Les avocats en Turquie semblent être devenus les derniers remparts de la démocratie dans un pays en voie à une reprise en main brutale du gouvernement Erdogan après le coup d’Etat manqué de juillet 2016.
La justice turque prise en étau
Les autorités turques, qui musellent de plus en plus ouvertement la presse indépendante, cherchent à étouffer toutes les organisations de défense de journalistes et à barrer les avocats soucieux de préserver la liberté de la presse, en les empêchant de saisir la Cour européenne des Droits de l’Homme, l’autorité suprême pour rapporter les violations des droits de l’homme commises en Turquie.

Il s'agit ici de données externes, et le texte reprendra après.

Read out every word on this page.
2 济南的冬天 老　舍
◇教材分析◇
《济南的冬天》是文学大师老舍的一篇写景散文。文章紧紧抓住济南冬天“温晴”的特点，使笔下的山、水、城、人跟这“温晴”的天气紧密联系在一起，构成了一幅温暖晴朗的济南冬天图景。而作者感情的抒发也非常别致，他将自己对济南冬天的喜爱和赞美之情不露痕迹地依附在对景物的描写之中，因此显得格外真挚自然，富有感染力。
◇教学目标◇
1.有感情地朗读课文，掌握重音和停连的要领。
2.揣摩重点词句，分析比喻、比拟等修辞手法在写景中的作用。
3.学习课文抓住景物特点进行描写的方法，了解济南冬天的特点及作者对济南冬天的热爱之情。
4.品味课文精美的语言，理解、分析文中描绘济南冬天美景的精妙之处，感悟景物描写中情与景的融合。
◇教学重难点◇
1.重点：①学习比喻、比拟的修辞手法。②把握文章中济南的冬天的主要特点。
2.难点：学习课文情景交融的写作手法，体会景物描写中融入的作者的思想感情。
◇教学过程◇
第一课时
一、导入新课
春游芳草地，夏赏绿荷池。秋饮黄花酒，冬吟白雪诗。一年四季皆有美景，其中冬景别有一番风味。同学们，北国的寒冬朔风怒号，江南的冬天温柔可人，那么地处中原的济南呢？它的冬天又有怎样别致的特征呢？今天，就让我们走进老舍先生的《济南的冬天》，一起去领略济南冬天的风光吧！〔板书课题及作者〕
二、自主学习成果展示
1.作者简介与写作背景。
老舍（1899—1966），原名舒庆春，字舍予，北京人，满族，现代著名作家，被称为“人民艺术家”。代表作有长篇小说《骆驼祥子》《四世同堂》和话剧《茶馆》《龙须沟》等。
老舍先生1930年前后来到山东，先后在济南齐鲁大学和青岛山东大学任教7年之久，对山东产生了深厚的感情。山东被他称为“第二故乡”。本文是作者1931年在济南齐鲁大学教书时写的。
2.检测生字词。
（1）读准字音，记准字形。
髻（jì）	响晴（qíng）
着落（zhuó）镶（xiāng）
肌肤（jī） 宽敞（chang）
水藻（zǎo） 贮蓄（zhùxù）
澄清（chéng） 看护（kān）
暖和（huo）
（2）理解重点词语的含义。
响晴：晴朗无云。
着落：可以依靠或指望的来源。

Les autorités européennes apparaissent cependant très complaisantes dans ce dossier délicat, pour des raisons liées à la crise des réfugiés, et l’accord controversé signé entre l’Union européenne et la Turquie le 18 mars 2016, soit deux jours seulement après l’arrestation des avocats dont le sort devrait être fixé le 22 novembre prochain. Les associations d’avocats étrangers tentent de braquer les projecteurs sur ces procès à répétition qui entravent le bon fonctionnement de la justice turque sur des questions fondamentales à l’heure où le pays adopte de profonds changements politiques et sociétaux.